Quant à Apple, toujours N°1, elle doit se renouveler via des innovations de rupture, pour résister à Google qui affiche un retour à la croissance, aux offreurs de contenus (Deezer, Spotify, Amazon) qui menacent iTunes, et Samsung, qui menace son leadership sur les devices.
INFluencia : avec +6%, pourquoi les marques des BRICs marquent-elles néanmoins le pas ?
Benoît Tranzer : ce palier, qui intervient après 6 années de forte progression, est le fruit de difficultés au Brésil et l’absence de nouvelles marques russes. Quant à la Chine, après avoir installé des enseignes dans l’énergie, la finance et les télécoms, elle peine à se déployer dans la grande consommation, car ce n’est pas la même logique d’infrastructures industrielles et de logistiques.
INfluencia : le bilan est-il plus encourageant pour notre bonne vieille Europe?

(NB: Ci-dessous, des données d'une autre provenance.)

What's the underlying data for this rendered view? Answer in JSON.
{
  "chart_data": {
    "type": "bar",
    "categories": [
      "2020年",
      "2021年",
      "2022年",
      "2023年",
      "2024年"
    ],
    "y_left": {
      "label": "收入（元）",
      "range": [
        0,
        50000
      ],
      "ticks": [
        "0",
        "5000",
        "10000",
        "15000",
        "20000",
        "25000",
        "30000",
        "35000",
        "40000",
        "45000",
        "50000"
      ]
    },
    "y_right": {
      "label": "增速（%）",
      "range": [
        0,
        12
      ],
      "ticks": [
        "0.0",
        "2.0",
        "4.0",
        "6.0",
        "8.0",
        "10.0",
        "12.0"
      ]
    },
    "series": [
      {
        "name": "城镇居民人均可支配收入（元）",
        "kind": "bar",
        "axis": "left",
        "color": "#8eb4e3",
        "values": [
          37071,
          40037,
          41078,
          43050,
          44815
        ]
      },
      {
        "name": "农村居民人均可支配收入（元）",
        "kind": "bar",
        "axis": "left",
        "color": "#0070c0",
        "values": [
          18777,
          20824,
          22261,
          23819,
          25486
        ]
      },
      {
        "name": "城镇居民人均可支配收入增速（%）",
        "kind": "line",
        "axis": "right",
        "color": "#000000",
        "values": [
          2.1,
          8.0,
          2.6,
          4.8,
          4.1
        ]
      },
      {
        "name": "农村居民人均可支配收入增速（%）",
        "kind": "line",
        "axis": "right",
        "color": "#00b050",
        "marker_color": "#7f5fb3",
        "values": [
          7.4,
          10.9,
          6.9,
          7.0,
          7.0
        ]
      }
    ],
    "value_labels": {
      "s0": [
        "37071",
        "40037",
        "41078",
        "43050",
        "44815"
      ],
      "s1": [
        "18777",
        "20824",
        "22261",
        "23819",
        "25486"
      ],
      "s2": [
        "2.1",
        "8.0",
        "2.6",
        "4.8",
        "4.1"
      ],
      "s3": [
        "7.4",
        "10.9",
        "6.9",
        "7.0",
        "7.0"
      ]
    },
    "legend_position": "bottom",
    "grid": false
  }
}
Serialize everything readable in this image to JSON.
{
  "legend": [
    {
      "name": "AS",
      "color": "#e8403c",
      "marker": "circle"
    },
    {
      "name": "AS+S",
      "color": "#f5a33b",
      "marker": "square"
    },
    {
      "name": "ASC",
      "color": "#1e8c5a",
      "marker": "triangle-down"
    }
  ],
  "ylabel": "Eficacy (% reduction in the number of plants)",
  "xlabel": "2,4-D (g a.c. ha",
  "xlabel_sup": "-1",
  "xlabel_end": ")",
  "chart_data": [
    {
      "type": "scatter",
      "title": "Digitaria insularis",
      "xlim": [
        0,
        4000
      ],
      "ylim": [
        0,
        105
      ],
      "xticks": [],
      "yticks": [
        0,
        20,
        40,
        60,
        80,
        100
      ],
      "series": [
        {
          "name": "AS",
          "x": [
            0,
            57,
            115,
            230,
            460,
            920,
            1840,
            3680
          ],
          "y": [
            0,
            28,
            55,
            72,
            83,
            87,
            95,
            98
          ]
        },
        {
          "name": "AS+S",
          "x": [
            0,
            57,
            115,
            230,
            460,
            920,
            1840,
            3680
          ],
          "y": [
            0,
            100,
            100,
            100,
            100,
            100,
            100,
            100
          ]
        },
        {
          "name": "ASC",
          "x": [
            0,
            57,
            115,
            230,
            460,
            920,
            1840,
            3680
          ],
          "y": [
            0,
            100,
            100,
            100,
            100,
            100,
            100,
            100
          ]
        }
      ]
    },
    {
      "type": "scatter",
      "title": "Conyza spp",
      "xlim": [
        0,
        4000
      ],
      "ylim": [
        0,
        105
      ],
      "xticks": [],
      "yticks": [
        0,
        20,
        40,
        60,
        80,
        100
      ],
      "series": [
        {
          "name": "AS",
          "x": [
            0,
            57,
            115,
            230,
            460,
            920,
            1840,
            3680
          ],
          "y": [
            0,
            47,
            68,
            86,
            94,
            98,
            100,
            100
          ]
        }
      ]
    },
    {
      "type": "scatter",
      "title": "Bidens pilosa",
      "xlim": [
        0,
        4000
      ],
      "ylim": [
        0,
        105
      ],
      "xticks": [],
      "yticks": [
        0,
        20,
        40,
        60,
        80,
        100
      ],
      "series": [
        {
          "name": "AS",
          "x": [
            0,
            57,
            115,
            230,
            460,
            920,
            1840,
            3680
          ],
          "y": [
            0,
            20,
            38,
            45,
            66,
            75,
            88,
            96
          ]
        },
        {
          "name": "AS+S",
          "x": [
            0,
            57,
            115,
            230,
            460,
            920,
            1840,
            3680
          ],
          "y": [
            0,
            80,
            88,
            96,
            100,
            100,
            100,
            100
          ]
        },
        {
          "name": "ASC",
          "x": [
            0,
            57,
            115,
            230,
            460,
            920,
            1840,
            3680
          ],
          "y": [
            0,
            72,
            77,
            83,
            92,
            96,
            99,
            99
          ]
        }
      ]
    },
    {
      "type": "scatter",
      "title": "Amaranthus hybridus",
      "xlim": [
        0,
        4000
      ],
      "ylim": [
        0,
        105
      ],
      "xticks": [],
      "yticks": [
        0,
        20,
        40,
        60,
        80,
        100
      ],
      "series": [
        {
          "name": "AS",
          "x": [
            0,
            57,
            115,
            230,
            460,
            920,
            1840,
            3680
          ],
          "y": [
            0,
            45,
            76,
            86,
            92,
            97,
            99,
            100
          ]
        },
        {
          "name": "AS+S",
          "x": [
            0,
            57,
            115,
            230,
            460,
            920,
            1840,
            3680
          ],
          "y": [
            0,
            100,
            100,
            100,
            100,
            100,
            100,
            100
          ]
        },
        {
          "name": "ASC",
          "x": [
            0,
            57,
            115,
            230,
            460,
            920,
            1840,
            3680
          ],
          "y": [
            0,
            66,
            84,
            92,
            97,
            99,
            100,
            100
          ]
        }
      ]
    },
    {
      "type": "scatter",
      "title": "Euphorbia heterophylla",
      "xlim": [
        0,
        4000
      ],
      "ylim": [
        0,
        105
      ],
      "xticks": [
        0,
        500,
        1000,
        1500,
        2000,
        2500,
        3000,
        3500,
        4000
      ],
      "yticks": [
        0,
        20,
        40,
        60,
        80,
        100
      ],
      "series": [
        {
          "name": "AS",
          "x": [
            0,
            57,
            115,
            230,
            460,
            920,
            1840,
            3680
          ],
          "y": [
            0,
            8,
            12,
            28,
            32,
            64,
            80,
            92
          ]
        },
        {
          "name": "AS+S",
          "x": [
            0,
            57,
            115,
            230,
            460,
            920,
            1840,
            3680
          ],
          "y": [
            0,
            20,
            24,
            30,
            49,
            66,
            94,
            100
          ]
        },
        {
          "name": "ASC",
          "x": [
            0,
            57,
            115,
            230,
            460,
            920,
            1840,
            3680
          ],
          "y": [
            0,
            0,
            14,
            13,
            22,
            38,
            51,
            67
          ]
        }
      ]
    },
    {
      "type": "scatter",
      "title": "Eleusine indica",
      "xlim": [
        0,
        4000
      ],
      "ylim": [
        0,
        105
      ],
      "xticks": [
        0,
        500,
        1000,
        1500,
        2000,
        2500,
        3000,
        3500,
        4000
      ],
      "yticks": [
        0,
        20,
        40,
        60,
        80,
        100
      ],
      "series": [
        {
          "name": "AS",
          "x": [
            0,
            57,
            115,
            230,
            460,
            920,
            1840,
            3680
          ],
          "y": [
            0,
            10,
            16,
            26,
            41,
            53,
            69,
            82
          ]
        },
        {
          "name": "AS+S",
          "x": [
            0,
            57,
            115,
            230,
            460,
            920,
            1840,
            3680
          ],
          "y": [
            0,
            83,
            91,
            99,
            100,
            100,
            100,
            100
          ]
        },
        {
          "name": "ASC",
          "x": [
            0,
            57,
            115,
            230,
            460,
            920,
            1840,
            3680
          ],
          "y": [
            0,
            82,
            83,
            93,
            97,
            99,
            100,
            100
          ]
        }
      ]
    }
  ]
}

Benoît Tranzer : la valeur du Top 10 des marques européennes -nourrie principalement par l’Allemagne, la Grande Bretagne et la France- a grimpé de 4,9%. C’est moins que l’Asie (+13,1%), mais plus que les USA (+1,8%) et que l’Amérique Latine (-12,6%). C’est d’autant plus encourageant, que ce résultat est issu de secteurs divers comme les technologies (Vodafone, Deutsch Telekom), la voiture (SAP, BMW, Mercedes), la banque (HSBC), le textile (Zara), le luxe/beauté (Louis Vuitton, Hermès) et les compagnies pétrolières (Shell). Leur résistance et leur capacité à progresser face à une concurrence internationale ardue, démontrent qu’elles savent rassurer et se renouveler pour stimuler leur relation client. Enfin, si Carrefour sort du classement, celui-ci accueille 3 nouvelles marques européennes : BT, Prada et DHL.
INfluencia : le classement permet-il à la France de pousser un cocorico?
Pierre Gomy : évidemment, grâce au luxe! La France truste ce secteur avec 4 marques dans le top 10 Luxe. Vuitton et Hermès restent en tête mais les marques d’origine italienne notamment Gucci connaissent une forte croissance. La griffe du groupe Kering a retrouvé son identité en renouant avec ses racines équestres et en alliant, en termes de communication, tradition (musée) et modernité (forte présence digitale).
De plus, Garnier (+22%) et Lancôme (+20%) enregistrent les plus fortes croissances depuis 6 ans dans le top catégorie Personal Care de notre classement. Selon Jim Stengel, consultant chez Millward Brown , ces deux dernières pourraient intégrer son étude Grow sur les 50 marques mondiales aux plus fortes progressions. Et figurer ainsi aux côtés des 5 autres marques françaises Moët, L’Occitane, Louis Vuitton, Vente Privée, Hermès.
Dyssia Hayat
(*)commandée par WPP et effectuée par Millward Brown Optimor, elle permet d’identifier et de classer par ordre d’importance la valorisation des marques qui sont les plus puissantes au monde en y intégrant des données financières mais aussi des données de capital de marque issues d’études consommateurs.